Хайди машинально достала из сумочки носовой платок и теперь рвала его на кусочки. Комманш наблюдал за ней, ожидая реакции. Наконец, Хайди произнесла:

— Дело совсем не в этом. Вы предостерегаете меня, чтобы я не рассказывала об этом каждому встречному. Я и не кинулась к первому встречному — я пришла прямо к вам.

Комманш коротко кивнул, словно ждал именно такого ответа и был с ним заранее согласен.

— Я ценю это, мадемуазель. — Выражение его лица как будто сделалось более покладистым. — Вы ни с кем больше не говорили?

— Только с отцом и Жюльеном Делаттром, который и объяснил мне все про эти списки.

— Делаттр — большой чудак, но в целом славный малый. Мы учились с ним в одной школе. — Впервые за весь разговор он позволил себе замечание личного свойства. Хайди быстро ухватилась за эту соломинку:

— Тогда вы знаете, что все, что он говорил о Никитине, правда. Почему же вы говорите о «предположениях» и делаете вид, что ничему не верите?

Комманшу снова стало смешно.

— Вы — очень упорная юная леди. Верю я вам или не верю — неинтересно. Я уже сказал: все это — не доказательства, хотя, даже если бы это были доказательства, по закону во всем этом не содержится преступления. Не говоря уже о таких пустяковых соображениях, как дипломатический иммунитет, международная обстановка и так далее… Поверьте, мадемуазель, я по достоинству оцениваю ваш поступок, понимаю ваши чувства, но могу только повторить: чем быстрее вы обо всем забудете, тем будет лучше для всех.

Вежливость не позволила ему добавить, что беседа окончена, однако тон его голоса и едва заметное движение тела, словно предшествовавшее вставанию, достаточно ясно передали его намерения.

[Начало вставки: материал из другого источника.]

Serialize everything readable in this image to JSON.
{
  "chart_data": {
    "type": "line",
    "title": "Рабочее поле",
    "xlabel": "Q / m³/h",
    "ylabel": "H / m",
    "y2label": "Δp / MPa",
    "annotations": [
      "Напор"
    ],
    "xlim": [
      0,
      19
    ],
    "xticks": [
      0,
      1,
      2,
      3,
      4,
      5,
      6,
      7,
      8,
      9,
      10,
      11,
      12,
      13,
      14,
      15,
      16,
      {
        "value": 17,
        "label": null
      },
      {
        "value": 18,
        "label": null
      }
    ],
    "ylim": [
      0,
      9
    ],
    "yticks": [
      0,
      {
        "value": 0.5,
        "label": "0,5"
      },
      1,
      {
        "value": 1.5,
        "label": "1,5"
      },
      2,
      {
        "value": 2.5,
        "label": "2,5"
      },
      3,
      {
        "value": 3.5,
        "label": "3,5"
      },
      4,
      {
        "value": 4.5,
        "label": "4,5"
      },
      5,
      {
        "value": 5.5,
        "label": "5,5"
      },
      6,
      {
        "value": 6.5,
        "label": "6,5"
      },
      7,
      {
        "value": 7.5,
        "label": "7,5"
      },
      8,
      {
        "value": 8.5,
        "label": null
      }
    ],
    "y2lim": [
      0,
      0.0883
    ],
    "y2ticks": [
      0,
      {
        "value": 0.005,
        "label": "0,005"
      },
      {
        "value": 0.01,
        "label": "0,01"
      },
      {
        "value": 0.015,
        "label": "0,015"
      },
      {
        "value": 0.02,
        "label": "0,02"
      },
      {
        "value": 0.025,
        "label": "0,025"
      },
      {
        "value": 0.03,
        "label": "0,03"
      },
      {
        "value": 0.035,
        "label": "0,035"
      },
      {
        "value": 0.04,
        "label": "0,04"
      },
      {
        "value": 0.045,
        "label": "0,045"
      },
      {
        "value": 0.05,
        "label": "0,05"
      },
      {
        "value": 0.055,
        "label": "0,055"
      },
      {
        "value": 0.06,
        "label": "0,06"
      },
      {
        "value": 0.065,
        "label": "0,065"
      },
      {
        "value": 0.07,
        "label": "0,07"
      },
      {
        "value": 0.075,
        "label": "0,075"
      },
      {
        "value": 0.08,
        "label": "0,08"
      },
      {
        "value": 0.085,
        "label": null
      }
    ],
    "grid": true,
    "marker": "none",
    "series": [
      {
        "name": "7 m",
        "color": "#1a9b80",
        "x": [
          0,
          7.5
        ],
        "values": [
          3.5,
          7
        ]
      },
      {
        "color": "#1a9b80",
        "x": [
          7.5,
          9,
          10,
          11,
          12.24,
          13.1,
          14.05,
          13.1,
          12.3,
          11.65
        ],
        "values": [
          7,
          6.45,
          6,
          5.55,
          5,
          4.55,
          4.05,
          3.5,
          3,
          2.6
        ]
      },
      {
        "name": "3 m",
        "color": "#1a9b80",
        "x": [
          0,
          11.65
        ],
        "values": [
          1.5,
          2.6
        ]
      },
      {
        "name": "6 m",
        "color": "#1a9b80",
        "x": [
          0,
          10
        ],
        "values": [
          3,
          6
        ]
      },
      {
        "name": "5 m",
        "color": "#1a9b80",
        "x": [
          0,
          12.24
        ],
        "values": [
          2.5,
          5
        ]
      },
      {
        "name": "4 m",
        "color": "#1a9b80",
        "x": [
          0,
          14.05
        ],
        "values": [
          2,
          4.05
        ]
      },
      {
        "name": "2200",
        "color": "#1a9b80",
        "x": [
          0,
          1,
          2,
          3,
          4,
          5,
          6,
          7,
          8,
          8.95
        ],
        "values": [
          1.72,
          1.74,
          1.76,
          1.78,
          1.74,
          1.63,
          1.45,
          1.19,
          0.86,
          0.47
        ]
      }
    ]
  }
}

Хайди пришлось приложить немалые усилия, чтобы остаться сидеть. Выпрямившись на жестком стуле, она сухо произнесла:

— Как вы, француз, можете не считать преступлением действия человека, расхаживающего среди ваших сограждан и помечающего их карандашом, словно ставя метки на скотине, отправляемой на убой? Неужели вы не видите — неужели не видите, что вас ожидает?

Комманш, уже успевший привстать, снова плюхнулся на место. Он не пытался больше скрывать нетерпение.

— Неужели вы и вправду так наивны, мадемуазель, что воображаете, что нам известно меньше, нежели вам? Вы думаете, нам неведомы делишки господина Никитина, да и ваша с ним связь, если уж на то пошло? Что же до вашего несколько снисходительного замечания насчет того, что ожидает нас — меня, мою семью, друзей, короче, весь французский народ, то позвольте мне уклониться от обсуждения этой темы, дабы вам не было неудобно.

— Мне? Не понимаю…

— Не понимаете? Что ж, мы оба знаем, что ожидает вас. Комфортабельный авиалайнер, когда запахнет жареным, и смутные ностальгические воспоминания о залитых солнцем кафе на Елисейских полях…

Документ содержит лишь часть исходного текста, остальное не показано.